Silas Renwick signed the lease on the Anson Street cottage on the fourteenth. He handed the landlord a cashier’s check drawn on a quiet Boston account.
“Six months in advance?” the landlord asked, squinting at the bank logo. “You boys in the trades must be having a good year up north.”
“It pays the bills,” Silas replied evenly, his face an unreadable mask. “Are the keys ready?”
The cottage was incredibly small. Two bedrooms, a sagging porch with a single wooden rocking chair, and a massive magnolia tree in the back.
When the wind blew off the harbor, the magnolia’s thick branches scraped violently against the rusted gutters. Eight-year-old Ren picked her bedroom immediately, throwing her stuffed bear onto the mattress.

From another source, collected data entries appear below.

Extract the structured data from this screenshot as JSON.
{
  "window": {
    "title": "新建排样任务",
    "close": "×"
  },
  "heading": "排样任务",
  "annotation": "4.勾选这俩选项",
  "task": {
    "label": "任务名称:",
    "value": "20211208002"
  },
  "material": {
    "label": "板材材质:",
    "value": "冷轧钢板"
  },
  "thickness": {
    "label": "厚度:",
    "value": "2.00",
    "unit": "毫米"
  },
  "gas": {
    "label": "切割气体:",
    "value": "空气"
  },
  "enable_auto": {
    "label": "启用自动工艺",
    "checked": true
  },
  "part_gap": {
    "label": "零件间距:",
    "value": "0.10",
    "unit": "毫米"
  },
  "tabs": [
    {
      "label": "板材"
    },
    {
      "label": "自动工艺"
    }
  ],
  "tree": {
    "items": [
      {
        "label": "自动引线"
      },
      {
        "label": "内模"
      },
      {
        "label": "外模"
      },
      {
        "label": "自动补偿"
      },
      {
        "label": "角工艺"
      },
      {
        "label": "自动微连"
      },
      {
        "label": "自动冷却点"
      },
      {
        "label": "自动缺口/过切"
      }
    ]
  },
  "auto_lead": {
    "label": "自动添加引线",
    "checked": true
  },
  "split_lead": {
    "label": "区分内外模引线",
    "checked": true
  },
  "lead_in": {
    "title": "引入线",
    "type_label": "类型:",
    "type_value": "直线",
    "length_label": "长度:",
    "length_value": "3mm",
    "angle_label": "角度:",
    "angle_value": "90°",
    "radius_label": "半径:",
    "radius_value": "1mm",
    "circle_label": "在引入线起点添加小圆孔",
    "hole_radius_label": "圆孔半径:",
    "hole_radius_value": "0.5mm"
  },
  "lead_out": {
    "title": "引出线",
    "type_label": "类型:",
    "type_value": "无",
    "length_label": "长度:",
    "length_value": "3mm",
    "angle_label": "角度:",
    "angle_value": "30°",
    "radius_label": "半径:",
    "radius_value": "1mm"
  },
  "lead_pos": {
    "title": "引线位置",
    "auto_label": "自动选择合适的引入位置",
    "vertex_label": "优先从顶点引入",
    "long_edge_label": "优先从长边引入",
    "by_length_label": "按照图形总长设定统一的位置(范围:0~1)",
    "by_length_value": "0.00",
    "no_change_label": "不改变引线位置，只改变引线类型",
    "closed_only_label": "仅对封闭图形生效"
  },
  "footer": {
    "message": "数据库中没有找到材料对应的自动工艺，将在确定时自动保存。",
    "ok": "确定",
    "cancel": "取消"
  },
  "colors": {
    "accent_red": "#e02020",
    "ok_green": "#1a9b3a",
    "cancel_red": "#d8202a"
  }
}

Silas took the smaller room near the back.
On their second morning, Ren tugged on Silas’s denim shirt. “Daddy, the door is broken,” she announced, pointing a sticky finger toward the back porch.
Silas walked over and knelt beside the screen door. The bottom hinge was stripped, rusted entirely through from decades of coastal salt air.
“The hinge is old, sweetie,” Silas murmured, running his calloused thumb over the jagged metal. “I’ll fix it this afternoon.”
“Promise?” Ren asked, tilting her head, her dark braid falling loosely over one shoulder.
“I promise,” he lied softly.
He did not fix it that day. He did not fix it that week, nor the week after.
The door stayed crooked and difficult to close. For Silas, the only way to make sense of leaving his entire life in Boston was to let small Charleston things be exactly as broken as they were.
That evening, he sat at the cramped kitchen table and pulled out an old, creased envelope. Inside was a single photograph of a woman in a yellow cotton dress, laughing in front of a magnolia tree.
“Daddy, where are we?” Ren asked, wandering into the kitchen barefoot, holding a half-eaten saltine cracker.
Silas looked at the back of the photograph for a long, agonizing moment. His chest tightened as the phantom grief flared up.
“We are exactly where Mommy used to be,” Silas whispered, his voice cracking just a fraction.
Ren nodded seriously, as if that explained the entire universe. “Okay. When is dinner?”